New Categories and Increased Rewards
Apple’s revamp introduces or increases rewards across many attack vectors, including:
- Wireless proximity attacks: $1 million
- Broad unauthorized iCloud access: $1 million
- WebKit exploit chain with sandbox escape: $300,000
- Complete Gatekeeper bypass (macOS): $100,000
- App sandbox escape: $500,000
- Physical device access exploits: $500,000
- One-click remote attacks: $1 million
- Unsigned code execution with entitlements: $1 million
Even lower-impact valid reports will now receive an “encouragement award” of $1,000, making the program more inclusive for beginner researchers.
Target Flags for Faster, Verified Rewards
A major innovation in the program is the introduction of Target Flags. These are built-in system markers that let researchers demonstrate the severity of an exploit in a standardized way. If a researcher captures one of these flags, Apple can verify the exploit immediately, awarding the bounty before the vulnerability is even patched. This transparency also helps researchers know exactly what kind of reward their findings might earn.
Target Flags are available across all Apple platforms, including iOS, macOS, watchOS, and the new visionOS and cover multiple security areas such as remote code execution and Transparency, Consent, and Control (TCC) bypasses.
Big Tech Meets Big Threats
Apple’s move comes as a response to the growing sophistication of mercenary spyware vendors, who typically chain together multiple vulnerabilities to breach high-value targets. While such attacks are rare, they are highly advanced, and Apple’s own Lockdown Mode and Memory Integrity Enforcement have made them even harder to execute.
Despite these protections, Apple admits the most advanced adversaries will keep evolving, so it’s adapting by encouraging more high-level research on its most critical systems.
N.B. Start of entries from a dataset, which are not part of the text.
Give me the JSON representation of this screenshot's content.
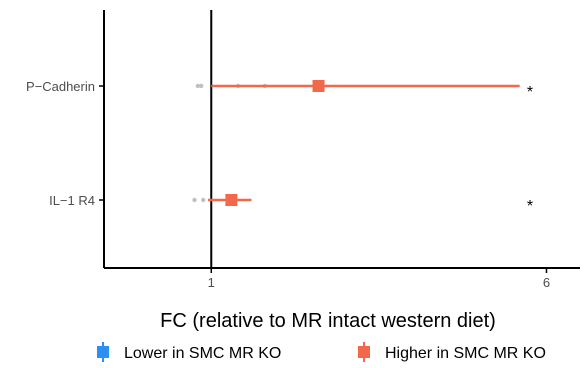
{
  "chart_data": {
    "type": "forest",
    "xlabel": "FC (relative to MR intact western diet)",
    "xlim": [
      -0.6,
      6.5
    ],
    "reference_line": 1,
    "x_ticks": [
      1,
      6
    ],
    "x_tick_labels": [
      "1",
      "6"
    ],
    "grid": false,
    "categories": [
      "P−Cadherin",
      "IL−1 R4"
    ],
    "rows": [
      {
        "label": "P−Cadherin",
        "estimate": 2.6,
        "ci": [
          1,
          5.6
        ],
        "group": "Higher in SMC MR KO",
        "significance": "*",
        "replicates": [
          0.8,
          0.85,
          1.4,
          1.8
        ]
      },
      {
        "label": "IL−1 R4",
        "estimate": 1.3,
        "ci": [
          0.95,
          1.6
        ],
        "group": "Higher in SMC MR KO",
        "significance": "*",
        "replicates": [
          0.75,
          0.88
        ]
      }
    ],
    "legend": {
      "placement": "bottom",
      "items": [
        {
          "label": "Lower in SMC MR KO",
          "color": "#2f8ef2"
        },
        {
          "label": "Higher in SMC MR KO",
          "color": "#f2684a"
        }
      ]
    },
    "colors": {
      "higher": "#f2684a",
      "lower": "#2f8ef2",
      "replicate": "#c0c0c0",
      "axis": "#000000"
    }
  }
}
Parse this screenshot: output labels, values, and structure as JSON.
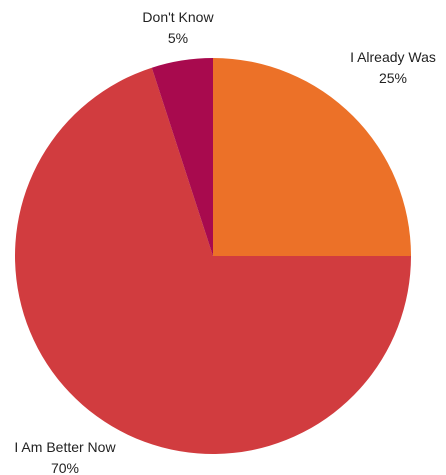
{
  "chart_data": {
    "type": "pie",
    "title": "",
    "start_angle_deg": 0,
    "direction": "clockwise",
    "slices": [
      {
        "label": "I Already Was",
        "value": 25,
        "value_label": "25%",
        "color": "#ec7128"
      },
      {
        "label": "I Am Better Now",
        "value": 70,
        "value_label": "70%",
        "color": "#d13c3f"
      },
      {
        "label": "Don't Know",
        "value": 5,
        "value_label": "5%",
        "color": "#a80a4e"
      }
    ]
  }
}
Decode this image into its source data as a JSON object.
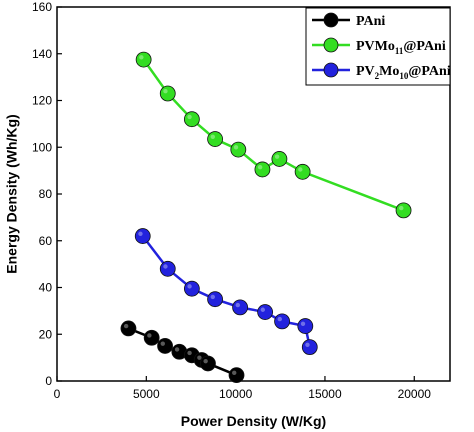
{
  "chart_data": {
    "type": "line",
    "xlabel": "Power Density (W/Kg)",
    "ylabel": "Energy Density (Wh/Kg)",
    "xlim": [
      0,
      22000
    ],
    "ylim": [
      0,
      160
    ],
    "xticks": [
      0,
      5000,
      10000,
      15000,
      20000
    ],
    "yticks": [
      0,
      20,
      40,
      60,
      80,
      100,
      120,
      140,
      160
    ],
    "grid": false,
    "legend_position": "top-right",
    "series": [
      {
        "name": "PAni",
        "legend_parts": [
          {
            "t": "PAni",
            "sub": false
          }
        ],
        "color": "#000000",
        "x": [
          4000,
          5300,
          6050,
          6850,
          7550,
          8100,
          8450,
          10050
        ],
        "y": [
          22.5,
          18.5,
          15,
          12.5,
          11,
          9,
          7.5,
          2.5
        ]
      },
      {
        "name": "PVMo11@PAni",
        "legend_parts": [
          {
            "t": "PVMo",
            "sub": false
          },
          {
            "t": "11",
            "sub": true
          },
          {
            "t": "@PAni",
            "sub": false
          }
        ],
        "color": "#33dd22",
        "x": [
          4850,
          6200,
          7550,
          8850,
          10150,
          11500,
          12450,
          13750,
          19400
        ],
        "y": [
          137.5,
          123,
          112,
          103.5,
          99,
          90.5,
          95,
          89.5,
          73
        ]
      },
      {
        "name": "PV2Mo10@PAni",
        "legend_parts": [
          {
            "t": "PV",
            "sub": false
          },
          {
            "t": "2",
            "sub": true
          },
          {
            "t": "Mo",
            "sub": false
          },
          {
            "t": "10",
            "sub": true
          },
          {
            "t": "@PAni",
            "sub": false
          }
        ],
        "color": "#2222dd",
        "x": [
          4800,
          6200,
          7550,
          8850,
          10250,
          11650,
          12600,
          13900,
          14150
        ],
        "y": [
          62,
          48,
          39.5,
          35,
          31.5,
          29.5,
          25.5,
          23.5,
          14.5
        ]
      }
    ]
  }
}
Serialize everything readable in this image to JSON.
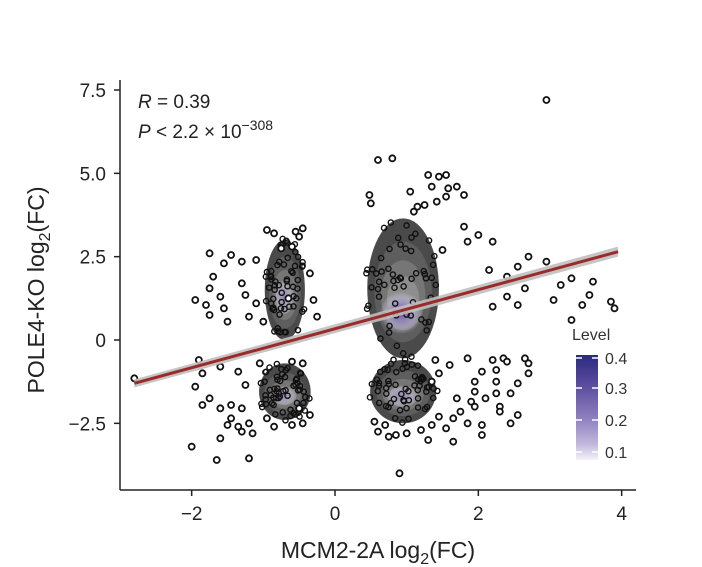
{
  "chart_data": {
    "type": "scatter",
    "xlabel_main": "MCM2-2A log",
    "xlabel_sub": "2",
    "xlabel_tail": "(FC)",
    "ylabel_main": "POLE4-KO log",
    "ylabel_sub": "2",
    "ylabel_tail": "(FC)",
    "xlim": [
      -3.0,
      4.2
    ],
    "ylim": [
      -4.5,
      7.8
    ],
    "x_ticks": [
      -2,
      0,
      2,
      4
    ],
    "x_tick_labels": [
      "−2",
      "0",
      "2",
      "4"
    ],
    "y_ticks": [
      7.5,
      5.0,
      2.5,
      0,
      -2.5
    ],
    "y_tick_labels": [
      "7.5",
      "5.0",
      "2.5",
      "0",
      "−2.5"
    ],
    "annotation": {
      "r_label": "R",
      "r_value": " = 0.39",
      "p_label": "P",
      "p_value": " < 2.2 × 10",
      "p_exponent": "−308"
    },
    "regression": {
      "x": [
        -2.8,
        3.95
      ],
      "y": [
        -1.3,
        2.65
      ],
      "color": "#9b2b2b",
      "ci_color": "#bfbfbf"
    },
    "density_clusters": [
      {
        "cx": -0.7,
        "cy": 1.5,
        "rx": 0.28,
        "ry": 1.5
      },
      {
        "cx": 0.95,
        "cy": 1.55,
        "rx": 0.5,
        "ry": 2.1
      },
      {
        "cx": -0.7,
        "cy": -1.55,
        "rx": 0.36,
        "ry": 0.85
      },
      {
        "cx": 0.95,
        "cy": -1.55,
        "rx": 0.46,
        "ry": 0.95
      }
    ],
    "outliers": [
      [
        2.95,
        7.2
      ],
      [
        0.6,
        5.4
      ],
      [
        0.8,
        5.45
      ],
      [
        1.3,
        4.95
      ],
      [
        1.45,
        4.9
      ],
      [
        1.55,
        4.95
      ],
      [
        1.35,
        4.6
      ],
      [
        1.7,
        4.6
      ],
      [
        1.58,
        4.55
      ],
      [
        1.55,
        4.3
      ],
      [
        1.05,
        4.45
      ],
      [
        1.15,
        4.0
      ],
      [
        0.48,
        4.35
      ],
      [
        1.25,
        4.05
      ],
      [
        1.8,
        4.35
      ],
      [
        0.5,
        4.1
      ],
      [
        1.1,
        3.85
      ],
      [
        1.42,
        4.15
      ],
      [
        1.8,
        3.4
      ],
      [
        1.85,
        2.95
      ],
      [
        2.0,
        3.15
      ],
      [
        2.2,
        2.95
      ],
      [
        1.5,
        2.7
      ],
      [
        2.15,
        2.1
      ],
      [
        2.55,
        2.2
      ],
      [
        2.7,
        2.5
      ],
      [
        2.95,
        2.35
      ],
      [
        2.4,
        1.9
      ],
      [
        3.15,
        1.65
      ],
      [
        3.05,
        1.2
      ],
      [
        3.3,
        1.85
      ],
      [
        3.6,
        1.75
      ],
      [
        3.55,
        1.35
      ],
      [
        3.45,
        1.05
      ],
      [
        3.85,
        1.15
      ],
      [
        3.9,
        0.95
      ],
      [
        3.3,
        0.6
      ],
      [
        2.65,
        1.55
      ],
      [
        2.4,
        1.3
      ],
      [
        2.2,
        1.0
      ],
      [
        2.55,
        1.05
      ],
      [
        -1.75,
        2.6
      ],
      [
        -1.45,
        2.55
      ],
      [
        -1.55,
        2.3
      ],
      [
        -1.3,
        2.35
      ],
      [
        -1.1,
        2.4
      ],
      [
        -1.7,
        1.9
      ],
      [
        -1.75,
        1.55
      ],
      [
        -1.6,
        1.3
      ],
      [
        -1.8,
        1.05
      ],
      [
        -1.55,
        0.95
      ],
      [
        -1.75,
        0.75
      ],
      [
        -1.5,
        0.55
      ],
      [
        -1.95,
        1.2
      ],
      [
        -1.3,
        1.7
      ],
      [
        -1.2,
        0.7
      ],
      [
        -0.95,
        3.3
      ],
      [
        -0.85,
        3.2
      ],
      [
        -0.55,
        3.25
      ],
      [
        -0.5,
        3.1
      ],
      [
        -0.45,
        3.35
      ],
      [
        -0.6,
        2.8
      ],
      [
        -0.75,
        2.75
      ],
      [
        -0.35,
        2.0
      ],
      [
        -0.3,
        1.2
      ],
      [
        -0.25,
        0.7
      ],
      [
        -0.65,
        1.25
      ],
      [
        -1.0,
        0.55
      ],
      [
        -1.1,
        1.1
      ],
      [
        -1.25,
        1.35
      ],
      [
        -2.8,
        -1.15
      ],
      [
        -1.9,
        -0.6
      ],
      [
        -1.85,
        -1.0
      ],
      [
        -1.95,
        -1.4
      ],
      [
        -1.75,
        -1.75
      ],
      [
        -1.85,
        -1.95
      ],
      [
        -1.6,
        -2.05
      ],
      [
        -1.45,
        -1.95
      ],
      [
        -1.3,
        -2.05
      ],
      [
        -1.45,
        -2.35
      ],
      [
        -1.2,
        -2.5
      ],
      [
        -1.35,
        -2.6
      ],
      [
        -1.5,
        -2.55
      ],
      [
        -0.95,
        -2.35
      ],
      [
        -0.85,
        -2.6
      ],
      [
        -0.6,
        -2.55
      ],
      [
        -0.45,
        -2.5
      ],
      [
        -0.35,
        -2.25
      ],
      [
        -0.5,
        -2.05
      ],
      [
        -0.45,
        -0.7
      ],
      [
        -0.6,
        -0.65
      ],
      [
        -1.05,
        -0.7
      ],
      [
        -1.25,
        -1.35
      ],
      [
        -1.35,
        -0.95
      ],
      [
        -1.6,
        -0.8
      ],
      [
        -1.15,
        -2.8
      ],
      [
        -1.3,
        -2.75
      ],
      [
        -1.6,
        -2.95
      ],
      [
        -2.0,
        -3.2
      ],
      [
        -1.65,
        -3.6
      ],
      [
        -1.2,
        -3.55
      ],
      [
        1.4,
        -0.6
      ],
      [
        1.6,
        -0.75
      ],
      [
        1.85,
        -0.55
      ],
      [
        2.2,
        -0.6
      ],
      [
        2.35,
        -0.55
      ],
      [
        2.4,
        -0.65
      ],
      [
        2.65,
        -0.55
      ],
      [
        2.7,
        -0.7
      ],
      [
        2.7,
        -1.0
      ],
      [
        2.25,
        -0.9
      ],
      [
        2.05,
        -0.95
      ],
      [
        1.95,
        -1.25
      ],
      [
        2.25,
        -1.25
      ],
      [
        2.55,
        -1.3
      ],
      [
        2.45,
        -1.6
      ],
      [
        2.25,
        -1.6
      ],
      [
        1.95,
        -1.55
      ],
      [
        1.7,
        -1.75
      ],
      [
        2.1,
        -1.75
      ],
      [
        1.9,
        -1.85
      ],
      [
        1.95,
        -2.0
      ],
      [
        2.3,
        -2.0
      ],
      [
        1.75,
        -2.15
      ],
      [
        2.3,
        -2.15
      ],
      [
        2.55,
        -2.25
      ],
      [
        2.45,
        -2.5
      ],
      [
        2.05,
        -2.55
      ],
      [
        1.85,
        -2.5
      ],
      [
        1.55,
        -2.65
      ],
      [
        1.35,
        -2.55
      ],
      [
        1.2,
        -2.7
      ],
      [
        1.3,
        -3.0
      ],
      [
        1.0,
        -2.8
      ],
      [
        0.85,
        -2.85
      ],
      [
        0.75,
        -2.9
      ],
      [
        0.6,
        -2.75
      ],
      [
        0.55,
        -2.45
      ],
      [
        0.7,
        -2.55
      ],
      [
        2.05,
        -2.85
      ],
      [
        1.45,
        -2.3
      ],
      [
        1.65,
        -2.35
      ],
      [
        0.9,
        -4.0
      ],
      [
        1.65,
        -3.05
      ],
      [
        1.45,
        -1.0
      ],
      [
        1.35,
        -1.25
      ]
    ]
  },
  "legend": {
    "title": "Level",
    "labels": [
      "0.4",
      "0.3",
      "0.2",
      "0.1"
    ],
    "colors": [
      "#2b2a7f",
      "#5d4ea0",
      "#8e7fbf",
      "#c2b8dc",
      "#f4f2fa"
    ]
  }
}
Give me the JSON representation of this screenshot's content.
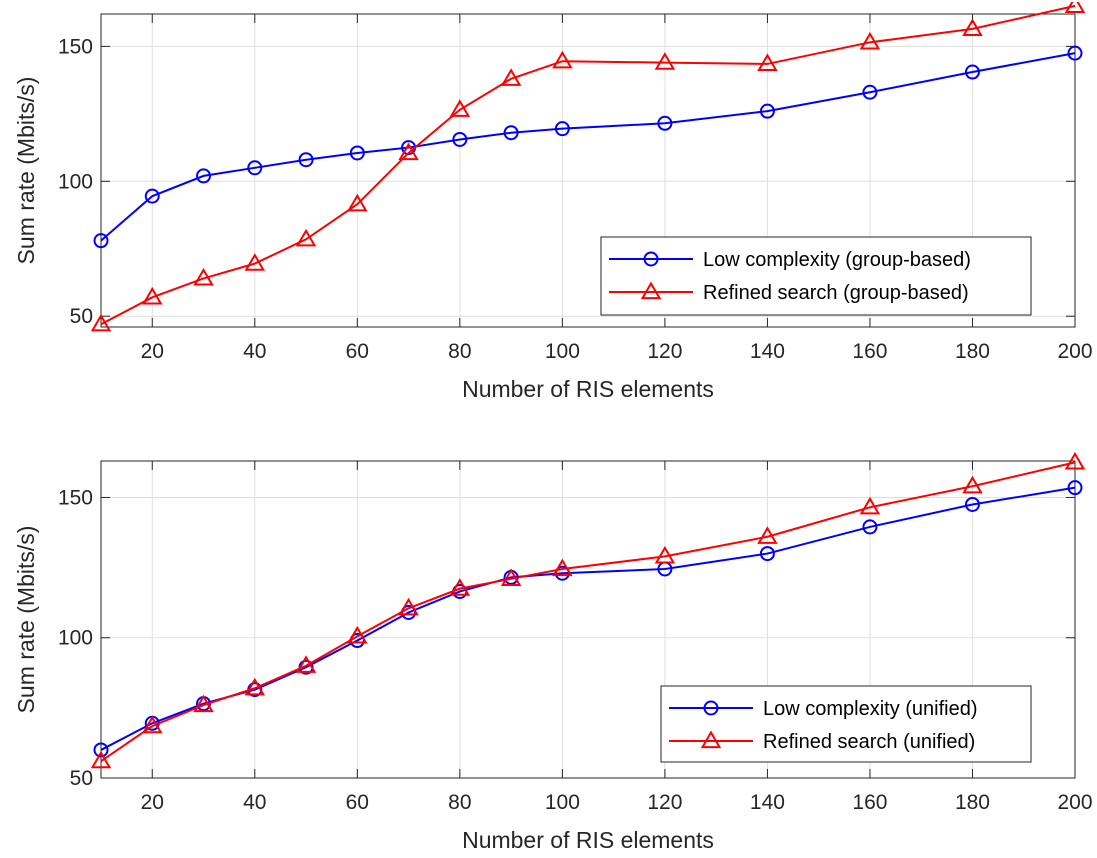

The updated program strongly favors real-world, demonstrated exploits over theoretical ones.
Special Push for Civil Society Protections
Looking ahead to 2026, Apple is also launching a civil society initiative, distributing 1,000 iPhone 17 devices with Memory Integrity Enforcement to at-risk groups like journalists and activists. These phones will also be used in the Security Research Device Program, which allows qualified researchers to test Apple’s security features more freely.
SQ Magazine Takeaway
I love seeing Apple step up like this. When a company throws $2 million on the table just for finding a bug, it’s not just about tech, it’s about trust. They know spyware isn’t going away, and instead of just playing defense, they’re giving ethical hackers real incentive to get ahead of the bad guys. What stands out most is the transparency. With Target Flags and detailed reward categories, researchers now know exactly what Apple wants and how to deliver. This isn’t just a payout, it’s a strategy. And honestly, it’s one that sets a new bar for the rest of the industry.